Inspire PEACH

Synthetic Data

The research team at the Malawi University of Business and Applied Sciences has been leading the work on the synthetic data for the project. We are working with the research community to understand how current trends in synthetic health data can be used in the current Malawi and Kenya Health Data landscape.

Why is synthetic data potentially important?

Synthetic data has received considerable attention as a method of creating annonymized data sets and thus of protecting patient privacy and augmenting clinical research. Synthetic data can be numerical, e.g. fake patient records, or fake medical images.

Synthetic datasets offer the potential to speed up access to healthcare datasets – a key aspect towards harmonising health datasets to enable collaborative research that improves people’s lives.

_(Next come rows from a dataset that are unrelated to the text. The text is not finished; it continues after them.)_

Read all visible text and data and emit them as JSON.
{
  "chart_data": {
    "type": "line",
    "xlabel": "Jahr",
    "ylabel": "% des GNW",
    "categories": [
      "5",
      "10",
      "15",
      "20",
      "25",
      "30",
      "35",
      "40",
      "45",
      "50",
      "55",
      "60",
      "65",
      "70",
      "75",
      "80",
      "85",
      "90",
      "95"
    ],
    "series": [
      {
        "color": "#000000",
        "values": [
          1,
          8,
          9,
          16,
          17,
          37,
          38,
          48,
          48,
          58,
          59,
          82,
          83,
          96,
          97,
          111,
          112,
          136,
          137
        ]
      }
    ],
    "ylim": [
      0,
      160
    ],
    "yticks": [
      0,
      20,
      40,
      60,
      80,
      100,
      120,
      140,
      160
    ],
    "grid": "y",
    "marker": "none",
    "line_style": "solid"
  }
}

Examples of synthetic patient datasets are:

the Synthetic Patient Data in OMOP Dataset is a synthetic database released by the Centers for Medicare and Medicaid Services (CMS) Medicare Claims Synthetic Public Use Files (SynPUF).
the Synthea Generated Synthetic Data in FHIR hosts over 1 million synthetic patient records generated using Synthea in FHIR format.

Typically, synthetic datasets are created from real datasets, by extracting the characteristics of the real datasets, e.g. statistical measures of distribution and correlation, and maintaining these in the synthetic data.

AI techniques , such as the use of generative adversarial networks (GANs) have also been used to create high-fidelity fake data. The artificial intelligence system is provided with a dataset of real data and learns to produce new data that retains the overall properties of the original dataset but is artificial.

As we have seen in our project, accessing health data from Ministries of Health and other stakeholders can be long process. Sometimes, data may not be in an electronic form, sometimes data is in electronic form but a lot of investment needs to be made in preparing that data.

We generated a synthetic dataset for the IDSR Case Base reporting form for Covid-19

See a description of this form here:and a description of the dataset we created here.

We have used this dataset to test the ETL pipeline to OMOP as you see in DATA MESH > ETL .

We are working with the OHDSI network and other stakeholders to drive the research around the use of synthetic datasets and how they can support a variety of uses: academic, teaching and training, benchmarking of methods and commercial use.